LoRA16 was the parameter-efficient fine-tuning method adopted in this work. Here, the perturbation to weight matrices of the base model during fine-tuning is approximated using matrices of lower rank (called update matrices) using low-rank decomposition. During LoRA fine-tuning, only the update matrices are altered keeping the pre-trained weight matrices fixed, and subsequently the matrices are merged. In the LoRA training of all four pre-trained models, the query and value projection matrices of all attention layers were adapted using LoRA, the same as in the default setting of the original implementation. Among other weights, only the classification head weights are updated during the training.

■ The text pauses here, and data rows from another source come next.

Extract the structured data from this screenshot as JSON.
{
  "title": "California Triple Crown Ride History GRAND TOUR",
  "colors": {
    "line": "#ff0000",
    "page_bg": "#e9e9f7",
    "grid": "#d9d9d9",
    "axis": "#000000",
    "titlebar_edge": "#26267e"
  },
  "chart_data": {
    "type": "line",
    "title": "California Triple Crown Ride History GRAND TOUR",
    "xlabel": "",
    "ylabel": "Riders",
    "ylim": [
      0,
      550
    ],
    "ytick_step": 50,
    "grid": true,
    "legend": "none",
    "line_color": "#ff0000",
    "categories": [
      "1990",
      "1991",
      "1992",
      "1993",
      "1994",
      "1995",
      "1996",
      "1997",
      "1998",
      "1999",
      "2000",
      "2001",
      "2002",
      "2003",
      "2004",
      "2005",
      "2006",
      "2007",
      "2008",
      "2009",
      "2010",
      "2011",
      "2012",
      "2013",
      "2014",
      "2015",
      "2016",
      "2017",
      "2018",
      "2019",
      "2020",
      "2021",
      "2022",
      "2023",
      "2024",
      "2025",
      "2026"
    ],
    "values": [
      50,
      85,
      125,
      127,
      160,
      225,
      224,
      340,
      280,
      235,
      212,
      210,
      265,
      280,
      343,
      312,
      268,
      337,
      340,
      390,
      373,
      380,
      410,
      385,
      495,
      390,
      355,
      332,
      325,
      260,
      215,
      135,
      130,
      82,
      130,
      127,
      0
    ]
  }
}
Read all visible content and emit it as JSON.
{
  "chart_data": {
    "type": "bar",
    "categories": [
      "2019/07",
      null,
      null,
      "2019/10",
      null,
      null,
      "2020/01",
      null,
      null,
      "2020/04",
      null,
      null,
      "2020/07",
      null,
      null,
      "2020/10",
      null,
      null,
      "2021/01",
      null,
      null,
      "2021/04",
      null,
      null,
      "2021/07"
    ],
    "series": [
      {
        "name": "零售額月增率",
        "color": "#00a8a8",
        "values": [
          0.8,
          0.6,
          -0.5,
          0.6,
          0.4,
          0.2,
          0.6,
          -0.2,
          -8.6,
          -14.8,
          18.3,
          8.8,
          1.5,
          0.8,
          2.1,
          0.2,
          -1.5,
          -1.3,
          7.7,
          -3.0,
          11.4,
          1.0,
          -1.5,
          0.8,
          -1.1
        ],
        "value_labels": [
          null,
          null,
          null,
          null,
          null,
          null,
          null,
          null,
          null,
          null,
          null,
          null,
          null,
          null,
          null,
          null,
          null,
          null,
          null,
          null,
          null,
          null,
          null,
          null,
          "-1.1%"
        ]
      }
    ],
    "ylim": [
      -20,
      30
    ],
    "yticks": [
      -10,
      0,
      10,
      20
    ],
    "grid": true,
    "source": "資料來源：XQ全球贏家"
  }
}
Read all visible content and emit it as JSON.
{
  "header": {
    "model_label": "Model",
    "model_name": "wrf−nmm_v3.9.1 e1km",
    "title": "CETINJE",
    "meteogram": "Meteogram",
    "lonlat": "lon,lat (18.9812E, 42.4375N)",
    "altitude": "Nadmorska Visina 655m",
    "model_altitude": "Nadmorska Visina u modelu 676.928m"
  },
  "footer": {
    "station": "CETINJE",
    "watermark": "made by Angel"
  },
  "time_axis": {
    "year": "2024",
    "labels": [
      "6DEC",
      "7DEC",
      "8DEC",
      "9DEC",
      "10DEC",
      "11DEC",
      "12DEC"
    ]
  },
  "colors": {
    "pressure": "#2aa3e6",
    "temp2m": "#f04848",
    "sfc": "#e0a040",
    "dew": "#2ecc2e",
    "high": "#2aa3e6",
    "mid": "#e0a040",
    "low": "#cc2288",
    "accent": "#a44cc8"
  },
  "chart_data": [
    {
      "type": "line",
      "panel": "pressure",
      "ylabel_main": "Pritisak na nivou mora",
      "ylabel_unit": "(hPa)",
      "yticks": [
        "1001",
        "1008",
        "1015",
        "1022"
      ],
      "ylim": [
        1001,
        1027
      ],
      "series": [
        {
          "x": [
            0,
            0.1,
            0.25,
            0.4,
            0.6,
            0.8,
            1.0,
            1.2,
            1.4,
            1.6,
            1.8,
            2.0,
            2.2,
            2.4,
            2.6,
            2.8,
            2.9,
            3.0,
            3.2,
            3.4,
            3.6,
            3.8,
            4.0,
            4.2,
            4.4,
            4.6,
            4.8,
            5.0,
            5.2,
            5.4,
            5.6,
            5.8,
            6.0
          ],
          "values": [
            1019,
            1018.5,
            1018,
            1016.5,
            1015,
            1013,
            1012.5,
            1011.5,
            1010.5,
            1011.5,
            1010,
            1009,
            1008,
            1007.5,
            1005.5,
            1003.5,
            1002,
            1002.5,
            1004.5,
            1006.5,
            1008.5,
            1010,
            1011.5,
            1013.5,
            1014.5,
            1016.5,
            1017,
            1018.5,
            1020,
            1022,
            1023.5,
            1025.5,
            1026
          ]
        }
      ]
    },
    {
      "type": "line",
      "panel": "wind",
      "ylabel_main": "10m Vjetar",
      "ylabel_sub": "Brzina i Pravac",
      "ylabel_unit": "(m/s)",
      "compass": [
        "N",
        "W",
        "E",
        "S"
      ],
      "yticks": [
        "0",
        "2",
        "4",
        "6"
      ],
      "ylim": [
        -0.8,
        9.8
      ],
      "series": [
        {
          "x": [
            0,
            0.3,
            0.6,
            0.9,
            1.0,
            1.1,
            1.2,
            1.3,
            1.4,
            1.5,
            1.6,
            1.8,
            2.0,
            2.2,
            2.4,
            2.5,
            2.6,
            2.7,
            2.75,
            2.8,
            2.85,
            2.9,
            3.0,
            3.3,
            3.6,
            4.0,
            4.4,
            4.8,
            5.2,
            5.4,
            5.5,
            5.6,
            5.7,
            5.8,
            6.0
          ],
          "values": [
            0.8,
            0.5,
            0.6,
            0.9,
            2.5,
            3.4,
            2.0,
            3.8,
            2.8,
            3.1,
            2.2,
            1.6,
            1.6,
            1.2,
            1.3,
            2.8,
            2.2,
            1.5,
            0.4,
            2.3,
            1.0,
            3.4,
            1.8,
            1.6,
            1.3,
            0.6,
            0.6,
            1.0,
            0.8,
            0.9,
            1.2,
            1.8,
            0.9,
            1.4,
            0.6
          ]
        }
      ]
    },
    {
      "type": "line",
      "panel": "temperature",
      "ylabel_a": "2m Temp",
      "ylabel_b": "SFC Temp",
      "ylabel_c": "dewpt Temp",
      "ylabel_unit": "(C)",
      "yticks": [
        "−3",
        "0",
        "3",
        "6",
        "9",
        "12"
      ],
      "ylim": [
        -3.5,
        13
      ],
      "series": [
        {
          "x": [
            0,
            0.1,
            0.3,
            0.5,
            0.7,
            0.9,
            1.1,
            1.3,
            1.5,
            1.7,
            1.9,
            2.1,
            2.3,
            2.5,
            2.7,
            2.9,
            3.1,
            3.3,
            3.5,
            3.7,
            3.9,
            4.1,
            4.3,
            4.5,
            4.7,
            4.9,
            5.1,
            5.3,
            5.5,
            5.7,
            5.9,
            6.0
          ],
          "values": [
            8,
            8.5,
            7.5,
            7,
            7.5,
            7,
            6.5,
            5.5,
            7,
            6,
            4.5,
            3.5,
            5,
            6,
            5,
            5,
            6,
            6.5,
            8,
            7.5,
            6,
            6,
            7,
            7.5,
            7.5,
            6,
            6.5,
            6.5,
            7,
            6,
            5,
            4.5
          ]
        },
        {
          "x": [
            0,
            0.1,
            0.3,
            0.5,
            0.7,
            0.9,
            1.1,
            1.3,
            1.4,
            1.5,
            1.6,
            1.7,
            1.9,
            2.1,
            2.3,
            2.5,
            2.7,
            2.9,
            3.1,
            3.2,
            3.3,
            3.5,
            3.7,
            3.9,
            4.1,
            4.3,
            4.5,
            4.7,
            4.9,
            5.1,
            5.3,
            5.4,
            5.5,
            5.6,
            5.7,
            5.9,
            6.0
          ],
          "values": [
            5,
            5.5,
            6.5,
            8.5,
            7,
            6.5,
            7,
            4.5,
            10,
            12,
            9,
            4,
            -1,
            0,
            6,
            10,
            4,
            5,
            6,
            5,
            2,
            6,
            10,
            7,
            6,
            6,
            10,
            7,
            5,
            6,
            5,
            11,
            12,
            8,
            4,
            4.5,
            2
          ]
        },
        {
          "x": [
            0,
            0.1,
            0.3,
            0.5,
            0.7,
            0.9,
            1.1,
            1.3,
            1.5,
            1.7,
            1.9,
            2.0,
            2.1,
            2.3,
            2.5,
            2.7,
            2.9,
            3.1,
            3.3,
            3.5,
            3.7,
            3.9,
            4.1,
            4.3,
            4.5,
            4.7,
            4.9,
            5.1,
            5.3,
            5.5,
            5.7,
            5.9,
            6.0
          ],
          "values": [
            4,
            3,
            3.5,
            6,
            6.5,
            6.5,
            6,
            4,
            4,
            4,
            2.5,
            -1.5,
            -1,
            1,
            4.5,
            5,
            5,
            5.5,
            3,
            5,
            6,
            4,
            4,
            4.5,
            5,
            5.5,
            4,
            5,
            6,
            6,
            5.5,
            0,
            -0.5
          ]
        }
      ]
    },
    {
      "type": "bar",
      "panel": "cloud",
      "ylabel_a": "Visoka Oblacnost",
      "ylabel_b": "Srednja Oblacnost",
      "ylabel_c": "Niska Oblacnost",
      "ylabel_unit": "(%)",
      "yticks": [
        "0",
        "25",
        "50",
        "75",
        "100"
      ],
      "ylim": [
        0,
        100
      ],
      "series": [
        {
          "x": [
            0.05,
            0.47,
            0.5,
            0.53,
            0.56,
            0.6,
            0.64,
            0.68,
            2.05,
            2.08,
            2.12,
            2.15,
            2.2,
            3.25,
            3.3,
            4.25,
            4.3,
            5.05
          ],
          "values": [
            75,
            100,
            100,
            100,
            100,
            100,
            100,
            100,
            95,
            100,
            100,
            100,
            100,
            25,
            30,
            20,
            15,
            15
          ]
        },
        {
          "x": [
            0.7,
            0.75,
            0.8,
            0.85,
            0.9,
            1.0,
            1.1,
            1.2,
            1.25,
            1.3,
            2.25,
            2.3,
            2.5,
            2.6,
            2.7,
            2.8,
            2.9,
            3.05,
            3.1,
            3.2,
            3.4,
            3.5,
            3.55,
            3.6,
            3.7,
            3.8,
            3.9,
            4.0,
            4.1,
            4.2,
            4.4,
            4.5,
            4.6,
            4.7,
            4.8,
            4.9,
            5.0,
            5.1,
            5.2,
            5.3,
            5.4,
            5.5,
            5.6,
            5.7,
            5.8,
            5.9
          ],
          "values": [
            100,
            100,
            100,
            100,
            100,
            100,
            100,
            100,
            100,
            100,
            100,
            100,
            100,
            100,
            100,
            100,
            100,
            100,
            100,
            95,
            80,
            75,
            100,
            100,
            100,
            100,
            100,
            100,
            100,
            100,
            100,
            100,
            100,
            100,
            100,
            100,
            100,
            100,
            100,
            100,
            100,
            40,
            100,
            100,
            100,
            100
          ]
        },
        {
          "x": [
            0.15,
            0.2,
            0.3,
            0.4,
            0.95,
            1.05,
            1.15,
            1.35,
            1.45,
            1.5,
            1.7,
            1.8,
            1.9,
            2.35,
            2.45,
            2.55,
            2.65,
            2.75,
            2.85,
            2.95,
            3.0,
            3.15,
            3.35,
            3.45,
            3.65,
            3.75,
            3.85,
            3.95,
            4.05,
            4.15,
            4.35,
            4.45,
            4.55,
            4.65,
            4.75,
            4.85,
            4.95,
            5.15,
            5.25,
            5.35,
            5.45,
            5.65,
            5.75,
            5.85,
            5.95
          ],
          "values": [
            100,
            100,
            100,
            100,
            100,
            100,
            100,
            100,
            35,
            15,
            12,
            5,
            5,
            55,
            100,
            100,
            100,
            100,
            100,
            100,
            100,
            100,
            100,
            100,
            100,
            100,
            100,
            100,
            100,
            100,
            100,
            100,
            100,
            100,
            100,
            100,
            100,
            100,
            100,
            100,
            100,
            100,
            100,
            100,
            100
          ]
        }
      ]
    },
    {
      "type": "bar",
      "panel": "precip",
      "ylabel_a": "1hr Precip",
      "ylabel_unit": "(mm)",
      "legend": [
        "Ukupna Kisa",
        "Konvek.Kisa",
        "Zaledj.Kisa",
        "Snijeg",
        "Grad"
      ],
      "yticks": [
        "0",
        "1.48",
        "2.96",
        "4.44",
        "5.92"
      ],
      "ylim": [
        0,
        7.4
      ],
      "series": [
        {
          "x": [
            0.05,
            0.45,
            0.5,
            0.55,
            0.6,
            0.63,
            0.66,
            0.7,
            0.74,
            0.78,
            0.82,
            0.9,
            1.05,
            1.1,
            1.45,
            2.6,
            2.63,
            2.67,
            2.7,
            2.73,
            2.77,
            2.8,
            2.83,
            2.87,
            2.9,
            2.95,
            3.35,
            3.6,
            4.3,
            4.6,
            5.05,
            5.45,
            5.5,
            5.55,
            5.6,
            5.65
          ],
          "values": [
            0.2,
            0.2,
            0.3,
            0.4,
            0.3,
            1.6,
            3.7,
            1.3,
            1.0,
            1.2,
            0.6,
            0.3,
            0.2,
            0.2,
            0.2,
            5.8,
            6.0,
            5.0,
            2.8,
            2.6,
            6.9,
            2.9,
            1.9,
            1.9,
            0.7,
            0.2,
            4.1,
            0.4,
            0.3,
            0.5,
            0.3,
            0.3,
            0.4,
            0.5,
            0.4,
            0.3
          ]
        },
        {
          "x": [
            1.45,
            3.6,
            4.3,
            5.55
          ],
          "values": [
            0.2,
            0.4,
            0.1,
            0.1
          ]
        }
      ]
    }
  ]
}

All trainings used a cross-entropy loss with a AdamW72 optimizer with ß\(_1\) = 0.9, ß\(_2\) = 0.999, and \(\epsilon = 1.10^{-8}\). The LoRA fine-tunings required additional parameters like rank of the matrices, scaling factor alpha, and dropout probability for the LoRA layers. A fixed rank of 8 is chosen considering previous findings that higher ranks result in minor performance improvements and could result in increased memory requirements48. The alpha is kept to be the same value as rank as suggested in the original LoRA paper16. An initial set of experiments were performed to fix some hyper-parameters, selecting a batch size of 32 and cosine-with-restarts learning rate scheduler. A hyper-parameter optimization search was then performed to find the weight decay and initial learning rate for each of the conventional fine-tuned models. Therefore, the Ray Tune73 implementation of the Bayesian optimization and hyper band (BOHB)74 algorithm was used, which combines probabilistic sampling in the hyperparameter space with bandit-based early stopping. The hyperparameter search for the LoRA fine-tunings additionally tuned the dropout probability. Both variants of fine-tuning were performed on a Nvidia Tesla V100 GPU.

Evaluation of models

All model performances are assessed using F1-score, which is defined as seen in Eq. (1):

$$\begin{aligned} \text {F1-score}&= 2 \cdot \frac{\text {Precision} \cdot \text {Recall}}{\text {Precision} + \text {Recall}}. \end{aligned}$$
(1)

The F1-score for each of the entity type was calculated using the formula above, and a micro average of the F1-score is computed to evaluate the model performance. For each entity type, the F1-score was computed based on the criterion of exact span and type matches for the named entity mention using the Seqeval75 package. This means a true positive is only when both span and type for a given predicted entity matches with the target annotation.